Doucement, la situation sembla s’apaiser : les vachers reprenaient le contrôle, le mur que formaient les convoyeurs avait assez de consistance pour que les animaux ne tentent plus de le forcer.

Neïma et Phrédriq se redressèrent, à bout de souffle. Ils se regardèrent l’un l’autre et s’enlacèrent. Leurs cœurs battaient si fort que la jeune femme arrivait à sentir celui de son amant contre son sein.

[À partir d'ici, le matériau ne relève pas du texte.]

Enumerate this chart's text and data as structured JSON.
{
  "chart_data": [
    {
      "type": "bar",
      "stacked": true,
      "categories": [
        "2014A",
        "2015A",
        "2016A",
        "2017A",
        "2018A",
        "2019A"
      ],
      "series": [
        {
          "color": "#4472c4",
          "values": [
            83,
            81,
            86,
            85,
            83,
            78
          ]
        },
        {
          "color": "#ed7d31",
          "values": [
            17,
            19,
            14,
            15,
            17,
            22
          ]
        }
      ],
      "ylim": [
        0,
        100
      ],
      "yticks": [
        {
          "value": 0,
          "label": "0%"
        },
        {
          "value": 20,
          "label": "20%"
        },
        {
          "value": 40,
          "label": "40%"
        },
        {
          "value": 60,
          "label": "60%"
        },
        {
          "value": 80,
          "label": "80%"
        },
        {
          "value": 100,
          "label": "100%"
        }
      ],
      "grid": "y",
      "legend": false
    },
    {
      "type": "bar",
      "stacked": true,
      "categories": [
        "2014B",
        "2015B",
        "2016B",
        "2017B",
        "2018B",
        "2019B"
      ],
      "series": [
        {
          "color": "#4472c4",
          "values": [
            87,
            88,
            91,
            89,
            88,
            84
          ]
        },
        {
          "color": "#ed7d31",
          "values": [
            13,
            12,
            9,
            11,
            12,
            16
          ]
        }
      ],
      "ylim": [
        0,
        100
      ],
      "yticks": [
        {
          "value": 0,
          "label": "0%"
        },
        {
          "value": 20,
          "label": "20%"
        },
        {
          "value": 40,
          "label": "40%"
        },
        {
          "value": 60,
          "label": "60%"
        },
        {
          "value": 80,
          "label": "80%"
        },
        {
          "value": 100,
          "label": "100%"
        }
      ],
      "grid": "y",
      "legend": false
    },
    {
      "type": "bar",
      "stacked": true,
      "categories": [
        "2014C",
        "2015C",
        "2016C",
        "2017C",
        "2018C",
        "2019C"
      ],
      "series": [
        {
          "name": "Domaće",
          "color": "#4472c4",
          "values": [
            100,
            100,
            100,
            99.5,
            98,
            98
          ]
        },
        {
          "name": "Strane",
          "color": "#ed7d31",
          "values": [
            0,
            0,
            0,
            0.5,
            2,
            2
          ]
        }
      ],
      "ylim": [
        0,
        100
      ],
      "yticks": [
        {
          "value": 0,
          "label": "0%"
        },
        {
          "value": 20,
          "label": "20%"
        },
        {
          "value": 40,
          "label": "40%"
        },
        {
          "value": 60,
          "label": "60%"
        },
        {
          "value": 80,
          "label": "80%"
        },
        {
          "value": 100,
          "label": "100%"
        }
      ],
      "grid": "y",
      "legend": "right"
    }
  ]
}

Dans les dénivelés, l’affrontement touchait à son terme. Un garde avait été tué, et un autre avait été blessé gravement. Neïma chercha à apercevoir la Persane, mais Foren restait invisible. Sa gorge se noua. Longtemps, elle scruta les alentours. Phrédriq et elle retournèrent près d’Éa et Maom. L’ainée, gênée par le cheval et le poupon, cria sa joie et sa fierté en les apercevant, un sourire étourdissant aux lèvres. Ses parents la portèrent en triomphe sur leurs épaules, son père riant de bon cœur, sa mère reprenant un souffle qui tardait à s’apaiser.

Foren réapparut bientôt, un dard à la main, dressée sur ses étriers. Accompagnée d’un garde blanc, elle ramenait une monture qui n’appartenait pas aux voyageurs ; elle l’avait sans doute volée aux vandales pendant l’affrontement.

Neïma se mit à respirer plus librement.

*

Le convoi poussa jusqu’à parvenir à une grande plaine où nul danger ne pouvait plus les surprendre. Là, on ­s’accorda une longue pause pour boire, pour se rassurer et pour pleurer l’homme qui les avait défendus. La terre était dure à creuser, dans cette région, mais trois pioches s’acharnèrent pour ouvrir un trou suffisamment profond. Le corps fut recouvert de grosses pierres pour que les prédateurs ne puissent se repaitre de sa chair.

Neïma expliqua à Éa ce qui se passait sous leurs yeux, en lui peignant les cheveux de ses doigts.

La nuit tomba, et, pour le mort, on joua des instruments embarqués, on dansa autour de feux immenses sans se soucier du repos ou du lendemain. Durant cette fête étrange, Neïma revit Foren, qui discutait avec le garde blanc qu’elle avait accompagné. Ivre de fatigue, elle alla à leur rencontre.

— Je suis désolée pour votre compagnon, dit-elle en courbant la nuque. Je ne sais pas son nom, mais il nous est venu en aide.